Brooks Macdonald has written down the value of its IT systems by £2.5 million following a review of the company’s infrastructure this summer, finding the adoption of a single platform had made a chunk of its proprietary tech ‘obsolete’.
Alongside a previously planned increase in the level of cash put aside in provision against long-running Spearpoint liabilities, and an amortization of client relationships, that cut the company’s statutory profit before tax 16%, from £8 million in 2017 to £6.7 million.
On an underlying basis pre-tax profits rose from £17 million to £18 million with earnings per share 12% higher at 117p, with revenue 14% higher at £101 million. The company upped its dividend 14.6p to a total 47p.
At the market open shares in Brooks Macdonald were 2.4% higher at £21.14p.
Profits were hit by a £4 million provision on risk management, half of which is expected to be recurring,
Chief executive Caroline Connellan (pictured), celebrating her first full-year period at the head of the company, said: ‘During the year, we have also invested to support future growth, driven a renewed focus on cost discipline and taken steps to ensure a strong pipeline of growth opportunities.
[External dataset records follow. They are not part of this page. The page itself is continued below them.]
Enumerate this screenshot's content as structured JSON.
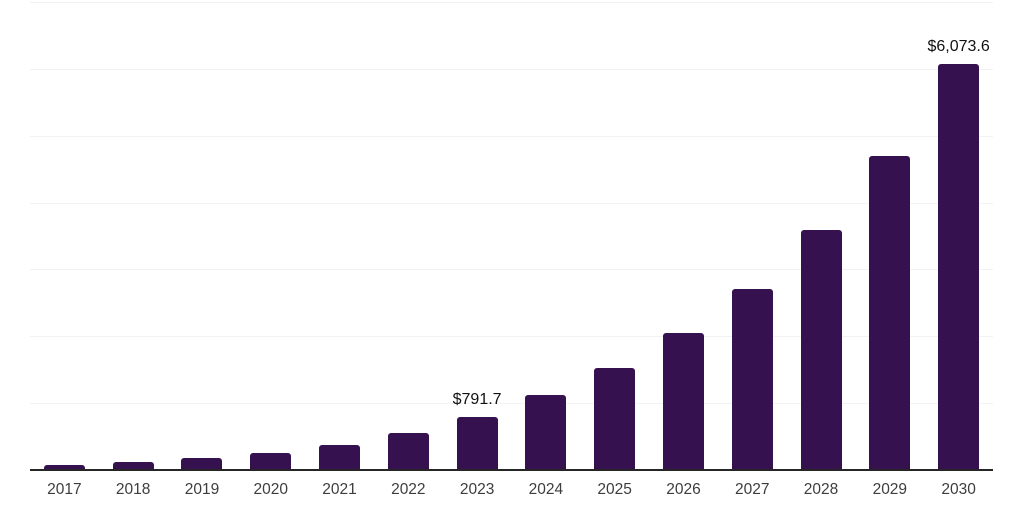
{
  "chart_data": {
    "type": "bar",
    "title": "",
    "xlabel": "",
    "ylabel": "",
    "categories": [
      "2017",
      "2018",
      "2019",
      "2020",
      "2021",
      "2022",
      "2023",
      "2024",
      "2025",
      "2026",
      "2027",
      "2028",
      "2029",
      "2030"
    ],
    "values": [
      80,
      115,
      175,
      250,
      375,
      560,
      791.7,
      1120,
      1520,
      2055,
      2710,
      3590,
      4690,
      6073.6
    ],
    "data_labels": [
      "",
      "",
      "",
      "",
      "",
      "",
      "$791.7",
      "",
      "",
      "",
      "",
      "",
      "",
      "$6,073.6"
    ],
    "ylim": [
      0,
      7000
    ],
    "gridline_interval": 1000,
    "grid": true,
    "legend_position": "none",
    "colors": {
      "bar": "#36114F",
      "axis_line": "#262626",
      "gridline": "#f2f2f2",
      "tick_label": "#3d3d3d",
      "value_label": "#111111",
      "background": "#ffffff"
    }
  }
}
‘We have taken the first steps to achieve our medium-term goal of increasing margins through cost discipline, made progress in addressing the Channel Islands legacy matters and upgraded the group's functional capabilities, both through senior appointments and the investment in our risk and operational framework.’
Total underlying costs during the year rose 16% to a total £83.7 million. Alongside higher spending on GDPR and Mifid II compliance, staff expenditure was the largest contributor to the increase with company headcount rising from 450 to 482 over the year.
It additionally took on higher temporary staffing costs as the business ramped up systems development and IT expenditure.
Connellan added: ‘We are now moving to develop our operating model to make Brooks Macdonald easier to deal with for both clients and advisers, make it easier for our people to perform their roles efficiently and effectively, and deliver increased value from our growth.
‘We recognise that what we have achieved this year is only a first step and there is some way to go - but we have made a good start and we are confident of delivering the full potential inherent in the Brooks Macdonald business over the coming years.’
Total discretionary funds under management at the company rose 18.7% to £12.4 billion on net new client commitments of £1.3 billion. Investment performance added £600 million, equivalent to 5.7% of starting assets under management, ahead of the MSCI WMA Balanced index return of 4.2%.
Company chair Christopher Knight warned that macro jitters were beginning to weigh on client sentiment. ‘There is material uncertainty in the UK's macroeconomic outlook, especially given that the nature of the UK's future relationship with the EU remains unclear with only six months left before Brexit.
‘Further, global geopolitical risks, in particular the emerging risk of trade wars, are weighing on market sentiment, and we remain cautious in our external outlook.’